In the late 1960s, as Minimalism was gaining popularity, Mikus changed the direction of her work dramatically. According to Robert Hobbs, she was "opting for [a] new freedom," and began making cartoon-like paintings of boats, planes, trains, and dragons. Again, many saw her work as ahead of its time as she created these figurative images. The work was seen by some as drawing upon the Eastern philosophies of koans (riddles), in which she drew upon the humanist style of art. Ivan Karp from OK Harris Gallery showed her work and Mikus had four solo shows, in 1971, 72, 73, and 74. These paintings bear resemblance to Neo-Expressionist painting but pre-date them. Hobbs associates them with similar directions taken by artists Alfred Leslie and Philip Guston, around the same time.

By the early 1980s, when Neo-Expressionism was at the height of its popularity, Mikus returned to making abstract works, working on canvas and developing her paperfolds to a larger scale. In 2006–2007, she had an important exhibition at The Drawing Center, New York, NY, in which she showed 245 works dating from 1959-2006.

==Influences==
Mikus felt a close affinity to many artists who aspire to a purified aesthetic realm, such as Ben Nicholson, Paul Klee, Albert Pinkham Ryder, Piet Mondrian and Kasimir Malevich, and the drawings of Jean Auguste Dominique Ingres. She also respected the work of Louise Nevelson, Lucia Fontana, Ad Reinhardt, and Piero Manzoni. As Mikus states: "Starting with something small, just a line, and making something big – that's what it's all about. From just a small line, a fold, you can make the rest of your life. That's what I have done."

==Awards==
In 1966–1967, Mikus was awarded a Guggenheim Fellow in Painting.

In the Summer of 1968 she earned a Tamarind Fellowship in Lithography.

During the summer of 1969 Mikus was a McDowell Fellow in Painting.

In 1988, she was awarded the Dean's Fund of Excellence of Architecture, Art and Planning at Cornell University.
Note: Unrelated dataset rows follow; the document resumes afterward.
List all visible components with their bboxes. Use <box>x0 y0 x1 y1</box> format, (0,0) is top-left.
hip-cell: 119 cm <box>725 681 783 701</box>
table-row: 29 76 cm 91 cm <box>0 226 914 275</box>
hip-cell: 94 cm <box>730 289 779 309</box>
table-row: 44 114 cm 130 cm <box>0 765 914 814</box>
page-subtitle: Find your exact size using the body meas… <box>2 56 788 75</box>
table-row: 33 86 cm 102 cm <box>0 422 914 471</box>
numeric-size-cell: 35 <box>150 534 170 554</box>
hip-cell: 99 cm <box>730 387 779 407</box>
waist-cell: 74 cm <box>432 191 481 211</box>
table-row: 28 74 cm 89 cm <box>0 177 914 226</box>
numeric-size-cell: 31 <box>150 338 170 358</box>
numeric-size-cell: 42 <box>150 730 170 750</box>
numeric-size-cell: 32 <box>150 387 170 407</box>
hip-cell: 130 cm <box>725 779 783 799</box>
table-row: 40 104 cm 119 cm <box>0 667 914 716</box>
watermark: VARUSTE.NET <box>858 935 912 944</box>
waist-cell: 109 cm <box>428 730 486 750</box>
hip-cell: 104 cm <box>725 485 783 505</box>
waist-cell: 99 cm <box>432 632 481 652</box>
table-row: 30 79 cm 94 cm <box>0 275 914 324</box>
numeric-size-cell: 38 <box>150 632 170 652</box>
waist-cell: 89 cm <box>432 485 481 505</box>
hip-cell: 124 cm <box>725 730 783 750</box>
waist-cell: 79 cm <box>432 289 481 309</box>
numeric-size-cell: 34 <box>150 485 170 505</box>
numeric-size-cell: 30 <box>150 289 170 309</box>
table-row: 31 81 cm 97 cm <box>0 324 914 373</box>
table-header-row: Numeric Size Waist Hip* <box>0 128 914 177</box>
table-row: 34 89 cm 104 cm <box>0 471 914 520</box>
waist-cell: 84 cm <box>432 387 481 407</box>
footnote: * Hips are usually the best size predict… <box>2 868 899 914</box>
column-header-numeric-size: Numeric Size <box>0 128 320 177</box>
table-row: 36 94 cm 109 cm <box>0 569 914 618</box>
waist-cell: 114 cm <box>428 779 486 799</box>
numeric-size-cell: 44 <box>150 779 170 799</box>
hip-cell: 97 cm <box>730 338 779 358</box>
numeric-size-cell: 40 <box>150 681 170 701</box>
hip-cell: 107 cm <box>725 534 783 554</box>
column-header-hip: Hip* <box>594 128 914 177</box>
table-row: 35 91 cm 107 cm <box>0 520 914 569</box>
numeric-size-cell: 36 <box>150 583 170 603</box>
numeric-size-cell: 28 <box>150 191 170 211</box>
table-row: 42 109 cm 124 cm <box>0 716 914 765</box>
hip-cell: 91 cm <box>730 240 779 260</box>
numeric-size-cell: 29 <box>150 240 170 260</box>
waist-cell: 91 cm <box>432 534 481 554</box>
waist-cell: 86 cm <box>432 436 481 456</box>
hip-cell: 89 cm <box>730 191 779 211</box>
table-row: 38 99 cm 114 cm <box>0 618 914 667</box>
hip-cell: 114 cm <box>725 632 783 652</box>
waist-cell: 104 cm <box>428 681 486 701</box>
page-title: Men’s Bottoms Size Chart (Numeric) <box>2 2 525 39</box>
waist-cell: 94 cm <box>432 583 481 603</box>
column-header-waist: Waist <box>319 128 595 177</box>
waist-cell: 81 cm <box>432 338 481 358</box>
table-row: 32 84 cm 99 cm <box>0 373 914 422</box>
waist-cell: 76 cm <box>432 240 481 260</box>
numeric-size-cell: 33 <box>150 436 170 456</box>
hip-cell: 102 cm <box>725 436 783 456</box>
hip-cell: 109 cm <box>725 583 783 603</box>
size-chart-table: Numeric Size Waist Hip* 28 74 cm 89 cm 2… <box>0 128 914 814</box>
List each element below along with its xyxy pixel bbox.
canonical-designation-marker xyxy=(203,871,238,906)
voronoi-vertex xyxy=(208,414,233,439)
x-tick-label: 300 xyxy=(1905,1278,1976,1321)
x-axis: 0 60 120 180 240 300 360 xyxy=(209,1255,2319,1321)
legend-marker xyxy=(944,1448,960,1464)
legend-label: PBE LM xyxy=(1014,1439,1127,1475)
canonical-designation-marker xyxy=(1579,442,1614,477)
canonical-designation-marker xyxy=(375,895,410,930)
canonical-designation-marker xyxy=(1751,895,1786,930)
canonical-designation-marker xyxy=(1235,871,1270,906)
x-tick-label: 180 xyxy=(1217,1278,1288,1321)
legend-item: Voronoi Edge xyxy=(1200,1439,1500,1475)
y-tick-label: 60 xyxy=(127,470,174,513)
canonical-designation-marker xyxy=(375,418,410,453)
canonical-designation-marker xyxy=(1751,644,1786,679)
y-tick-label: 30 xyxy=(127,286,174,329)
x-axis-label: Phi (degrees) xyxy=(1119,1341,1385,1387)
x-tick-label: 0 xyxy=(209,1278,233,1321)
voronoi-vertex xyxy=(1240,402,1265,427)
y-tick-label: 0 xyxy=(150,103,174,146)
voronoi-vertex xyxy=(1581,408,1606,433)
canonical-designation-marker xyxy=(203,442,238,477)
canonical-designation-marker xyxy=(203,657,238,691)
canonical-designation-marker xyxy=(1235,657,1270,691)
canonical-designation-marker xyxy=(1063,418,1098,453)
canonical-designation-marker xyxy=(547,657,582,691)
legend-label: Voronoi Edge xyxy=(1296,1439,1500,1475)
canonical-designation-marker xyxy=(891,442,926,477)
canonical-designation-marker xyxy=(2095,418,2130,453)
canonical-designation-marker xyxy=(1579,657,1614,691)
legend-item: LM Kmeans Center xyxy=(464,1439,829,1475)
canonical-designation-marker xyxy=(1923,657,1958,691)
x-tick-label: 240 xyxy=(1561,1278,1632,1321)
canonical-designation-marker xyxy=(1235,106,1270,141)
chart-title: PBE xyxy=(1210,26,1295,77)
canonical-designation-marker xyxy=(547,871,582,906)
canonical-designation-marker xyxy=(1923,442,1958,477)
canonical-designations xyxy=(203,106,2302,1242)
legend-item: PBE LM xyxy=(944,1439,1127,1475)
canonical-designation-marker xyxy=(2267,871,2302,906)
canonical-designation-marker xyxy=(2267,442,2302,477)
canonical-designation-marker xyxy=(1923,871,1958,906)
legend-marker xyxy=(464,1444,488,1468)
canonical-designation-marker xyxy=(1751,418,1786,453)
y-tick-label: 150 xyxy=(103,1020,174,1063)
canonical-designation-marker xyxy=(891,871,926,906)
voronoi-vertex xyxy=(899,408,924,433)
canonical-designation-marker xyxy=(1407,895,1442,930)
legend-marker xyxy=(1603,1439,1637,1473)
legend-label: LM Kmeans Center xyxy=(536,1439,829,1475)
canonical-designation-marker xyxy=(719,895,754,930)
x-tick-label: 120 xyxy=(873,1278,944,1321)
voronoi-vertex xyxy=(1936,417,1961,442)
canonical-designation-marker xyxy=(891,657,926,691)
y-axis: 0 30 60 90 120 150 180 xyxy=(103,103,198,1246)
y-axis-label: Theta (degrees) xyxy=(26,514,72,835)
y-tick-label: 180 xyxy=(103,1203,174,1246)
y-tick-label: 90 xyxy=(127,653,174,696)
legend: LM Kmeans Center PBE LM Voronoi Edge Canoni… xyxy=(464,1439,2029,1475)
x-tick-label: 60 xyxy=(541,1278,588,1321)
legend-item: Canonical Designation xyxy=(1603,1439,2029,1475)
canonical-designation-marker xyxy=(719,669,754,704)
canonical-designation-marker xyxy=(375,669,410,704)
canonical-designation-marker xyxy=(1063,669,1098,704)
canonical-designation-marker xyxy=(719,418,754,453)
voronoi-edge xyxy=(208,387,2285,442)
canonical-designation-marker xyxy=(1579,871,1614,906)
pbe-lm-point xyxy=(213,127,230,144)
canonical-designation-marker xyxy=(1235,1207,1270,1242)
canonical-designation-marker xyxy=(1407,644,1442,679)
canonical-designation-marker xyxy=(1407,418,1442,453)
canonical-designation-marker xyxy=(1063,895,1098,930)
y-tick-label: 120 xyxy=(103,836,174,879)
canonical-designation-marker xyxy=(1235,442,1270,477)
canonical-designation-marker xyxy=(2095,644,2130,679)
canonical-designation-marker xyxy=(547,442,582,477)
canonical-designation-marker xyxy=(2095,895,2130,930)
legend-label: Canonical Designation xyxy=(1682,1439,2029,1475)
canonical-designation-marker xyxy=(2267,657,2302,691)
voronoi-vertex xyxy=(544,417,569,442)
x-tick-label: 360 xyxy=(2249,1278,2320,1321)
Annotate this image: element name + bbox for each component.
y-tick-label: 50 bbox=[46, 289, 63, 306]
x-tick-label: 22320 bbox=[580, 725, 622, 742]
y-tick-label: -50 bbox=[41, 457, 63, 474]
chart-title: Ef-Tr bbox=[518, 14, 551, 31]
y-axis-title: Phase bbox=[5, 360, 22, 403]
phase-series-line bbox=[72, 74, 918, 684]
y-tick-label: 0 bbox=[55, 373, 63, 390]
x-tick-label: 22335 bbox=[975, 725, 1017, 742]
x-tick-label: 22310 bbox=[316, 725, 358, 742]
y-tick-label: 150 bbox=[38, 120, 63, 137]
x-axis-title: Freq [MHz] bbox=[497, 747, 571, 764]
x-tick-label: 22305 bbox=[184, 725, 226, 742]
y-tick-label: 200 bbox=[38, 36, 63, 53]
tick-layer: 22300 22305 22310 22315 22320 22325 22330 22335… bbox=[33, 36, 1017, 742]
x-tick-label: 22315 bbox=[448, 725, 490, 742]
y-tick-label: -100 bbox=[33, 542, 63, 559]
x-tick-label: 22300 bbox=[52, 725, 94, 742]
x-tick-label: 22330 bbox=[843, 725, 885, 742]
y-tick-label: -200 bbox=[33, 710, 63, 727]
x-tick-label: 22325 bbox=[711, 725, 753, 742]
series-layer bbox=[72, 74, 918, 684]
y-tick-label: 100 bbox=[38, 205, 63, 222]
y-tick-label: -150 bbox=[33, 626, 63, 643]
In 2004, Mikus received a Yaddow Grant in Drawing/Painting where she drew, folded, or painted 40 works of art during her two month stay.

==Collections==
Eleanore Mikus's art is in the permanent collections of the National Gallery of Art in Washington, D.C., the Blanton Museum of Art in Austin, Texas, the Amon Carter Museum of American Art in Fort Worth, Texas, the Metropolitan Museum of Art in New York, the Museum of Modern Art of New York, and the Whitney Museum of American Art, New York.

==Current==
Eleanore Mikus had a solo exhibition of her artwork at Levy Gorvy Gallery, New York, during 2021. Mikus's abstract prints from her Tamarind period were shown in 2020–21 at the Amon Carter Museum. Her art was featured at the Frieze New York Spotlight in May 2019. And she had a solo show in 2018 at the Marc Selwyn Fine Art Gallery in Beverly Hills, California. In 2017, she showed at the Craig F. Starr Gallery in New York City, which showcased a number of her paintings and paperfolds from the 1960s. Mikus was in a group show in 2016 at the David Zwirner Gallery. During 2011, she was invited to be in a group show titled 43 Aspects of Drawing at the Rugby Art Gallery and Museum in Warwickshire, England. In 2010, Mikus had a group show at OK Harris Gallery in New York City. She also had another group show at the Zentral Bibliotrek of Zurich, Switzerland. During 2009, the Arnot Art Museum in Elmira, New York, showed Mikus's paintings and paperfolds in a three-person show titled Three Americans. In 2008 Mikus's paperfolds were shown in a solo show at the Marlborough Gallery in New York City. Also in 2008 her work was shown in a group show titled Folded, Torn, Cut, Woven, and Pulled at the Blanton Museum of Art at the University of Texas at Austin.